In Harlem, many will begin this day by accompanying their mother to church to show mom how grateful to God you are for her. The Pastor will have his pick from a good batch of heroine mothers in the Bible. There’s the virtuous woman from Proverbs, the story of Ana who promised her son Samuel to God in exchange for the miracle of childbirth, or the story of the two women who both claimed to be the mother of a child before King Solomon.
Church will be followed by a nice lunch or dinner somewhere special. That’s not so hard is it?! The hard part is finding what to buy mom. If your mother is anything like my mother, the task becomes nearly impossible. That’s because my mother is one of those with very little attachments to earthly posessions. You’d think this would be admirable and pious, but it makes buying any kinds of gift a big headache. She makes her own perfumes and soaps so I can’t get her any of that. She’s lost weight and has rediscovered all sorts of unused clothes that she now fits into so I can’t get her any dresses. These days we (her kids) do our own cooking so it’s not like she’s laboring in the kitchen enough to warrant a new set of pots. Like I said…impossible! I’m sure every son and daughter in Harlem is feeling their own pressure to find mom the right gift. (Quick tip: If you’re mother is one of those old-school church goers, you can’t go wrong with a brand new Sunday hat.)
Amidst all the craziness I ask myself, ‘Who the heck came up with this holiday?’. It was actually imported over from Mother Britain not long after the American Civil War by a woman named Julia Ward Howe. Julia was born in NYC to well-to-do family. Appalled by the carnage wrought on by the American Civil War, Julia called on mother’s everywhere to unite against war. She wrote her famous Mother’s Day Proclamation in 1870 where she called on women to become pioneers of change in their political environment around them and foster peace. Despite her fervor and the amount of women she had rallied behind her, she was unsuccessful in getting an official recognition of Mother’s Day.
Another woman named Ann Jarvis who also organized women to promote sanitary conditions on both sides of the Civil War was a Sunday School teacher in a church in West Virginia where Mother’s day was first celebrated. The “fire” caught on to many other states and in 1912, President Woodrow Wilson declared it a national holiday. It was established as a memorial day where American citizens can honor those mothers who had lost children to the war. The years to follow brought on the over-commercialization of mother’s day to the point where descendants of Ann Jarvis became staunch opponents of what it had become.
So, it is now 2008. We are yet again a nation at war in Iraq and (though mentioned to a much lesser extent) Afghanistan. And with Sunday coming up you will see a flurry of commercials telling you, in not-so-many-words, to “Go out and buy mom something nice if you really love her!” You will also find those who will blast the media and big companies for preying on Americans’ sentiments for a couple of extra bucks.
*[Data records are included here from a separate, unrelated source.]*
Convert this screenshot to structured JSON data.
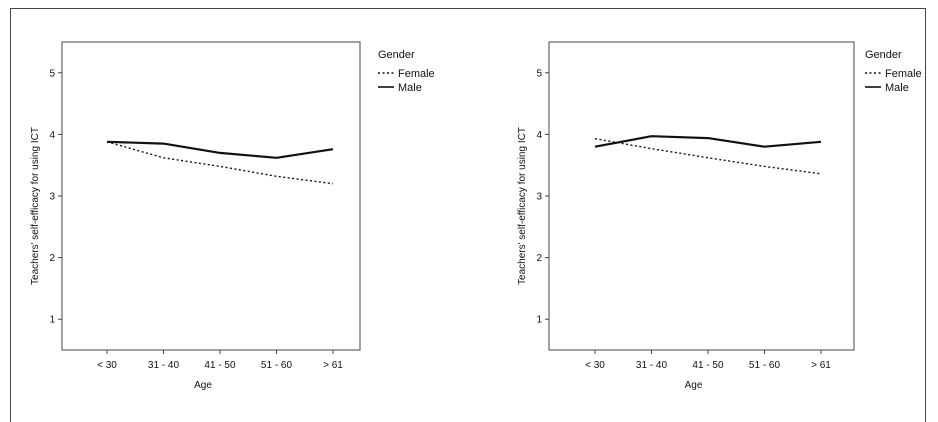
{
  "chart_data": [
    {
      "type": "line",
      "categories": [
        "< 30",
        "31 - 40",
        "41 - 50",
        "51 - 60",
        "> 61"
      ],
      "xlabel": "Age",
      "ylabel": "Teachers' self-efficacy for using ICT",
      "ylim": [
        0.5,
        5.5
      ],
      "yticks": [
        "1",
        "2",
        "3",
        "4",
        "5"
      ],
      "grid": false,
      "legend": {
        "title": "Gender",
        "position": "right"
      },
      "series": [
        {
          "name": "Female",
          "style": "dotted",
          "values": [
            3.88,
            3.62,
            3.48,
            3.32,
            3.2
          ]
        },
        {
          "name": "Male",
          "style": "solid",
          "values": [
            3.88,
            3.85,
            3.7,
            3.62,
            3.76
          ]
        }
      ]
    },
    {
      "type": "line",
      "categories": [
        "< 30",
        "31 - 40",
        "41 - 50",
        "51 - 60",
        "> 61"
      ],
      "xlabel": "Age",
      "ylabel": "Teachers' self-efficacy for using ICT",
      "ylim": [
        0.5,
        5.5
      ],
      "yticks": [
        "1",
        "2",
        "3",
        "4",
        "5"
      ],
      "grid": false,
      "legend": {
        "title": "Gender",
        "position": "right"
      },
      "series": [
        {
          "name": "Female",
          "style": "dotted",
          "values": [
            3.93,
            3.77,
            3.62,
            3.48,
            3.36
          ]
        },
        {
          "name": "Male",
          "style": "solid",
          "values": [
            3.8,
            3.97,
            3.94,
            3.8,
            3.88
          ]
        }
      ]
    }
  ],
  "colors": {
    "line": "#111111",
    "axis": "#444444",
    "background": "#ffffff"
  }
}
I, for one, am of the belief that things can be modernized, jazzed up, and reinterpreted to match the needs of the new generation so long as the foundation remains undisturbed. There is nothing insincere about taking your mother out to a fancy dinner on Sunday, getting her some new jewelry, or buying her that new set of cooking pots that she hinted at some months ago. Anything that favors honoring our mothers is to be praised. Plus, we are teetering on the edge of a recession.
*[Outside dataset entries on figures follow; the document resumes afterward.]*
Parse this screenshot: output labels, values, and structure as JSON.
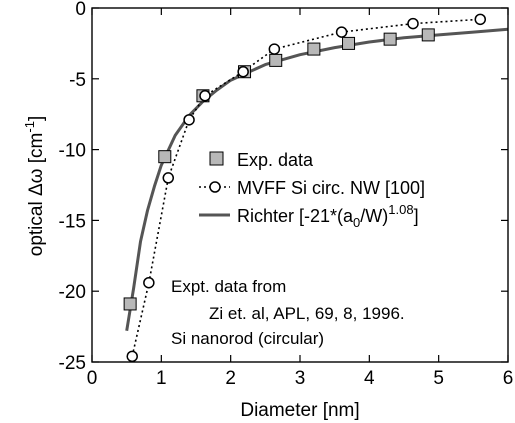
{
  "chart_data": {
    "type": "line",
    "xlabel": "Diameter [nm]",
    "ylabel_parts": {
      "pre": "optical Δω [cm",
      "sup": "-1",
      "post": "]"
    },
    "xlim": [
      0,
      6
    ],
    "ylim": [
      -25,
      0
    ],
    "xticks": [
      0,
      1,
      2,
      3,
      4,
      5,
      6
    ],
    "yticks": [
      0,
      -5,
      -10,
      -15,
      -20,
      -25
    ],
    "grid": false,
    "legend_position": "center-right",
    "series": [
      {
        "name": "Exp. data",
        "style": "markers",
        "marker": "square",
        "color": "#b8b8b8",
        "x": [
          0.55,
          1.05,
          1.6,
          2.2,
          2.65,
          3.2,
          3.7,
          4.3,
          4.85
        ],
        "y": [
          -20.9,
          -10.5,
          -6.2,
          -4.5,
          -3.7,
          -2.9,
          -2.5,
          -2.2,
          -1.9
        ]
      },
      {
        "name": "MVFF Si circ. NW [100]",
        "style": "dotted-line-markers",
        "marker": "circle",
        "color": "#000000",
        "x": [
          0.58,
          0.82,
          1.1,
          1.4,
          1.63,
          2.18,
          2.63,
          3.6,
          4.63,
          5.6
        ],
        "y": [
          -24.6,
          -19.4,
          -12.0,
          -7.9,
          -6.2,
          -4.5,
          -2.9,
          -1.7,
          -1.1,
          -0.8
        ]
      },
      {
        "name": "Richter",
        "label_parts": {
          "a": "Richter [-21*(a",
          "sub": "0",
          "b": "/W)",
          "sup": "1.08",
          "c": "]"
        },
        "style": "solid-line",
        "color": "#555555",
        "x": [
          0.5,
          0.6,
          0.7,
          0.8,
          0.9,
          1.0,
          1.2,
          1.4,
          1.6,
          1.8,
          2.0,
          2.5,
          3.0,
          3.5,
          4.0,
          4.5,
          5.0,
          5.5,
          6.0
        ],
        "y": [
          -22.8,
          -19.8,
          -16.5,
          -14.3,
          -12.6,
          -11.1,
          -9.0,
          -7.6,
          -6.6,
          -5.8,
          -5.1,
          -4.0,
          -3.3,
          -2.8,
          -2.4,
          -2.1,
          -1.9,
          -1.7,
          -1.5
        ]
      }
    ],
    "annotations": [
      "Expt. data from",
      "Zi et. al, APL, 69, 8, 1996.",
      "Si nanorod (circular)"
    ]
  }
}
However, let us not forget that Mother’s Day was founded on two main principles. One, that we as a nation should be a leader of peace as much as reasonably possible. Two, we should honor those mothers who have sons and daughters on active duty abroad, especially those whose children have lost their lives at war. It should also be a reminder of the roots that many women pioneers have laid to ensure women’s equality and suffrage rights and of the road that is left to pave.
Finally, I would like to wish all mothers and mothers-to-be a blessed Mother’s Day.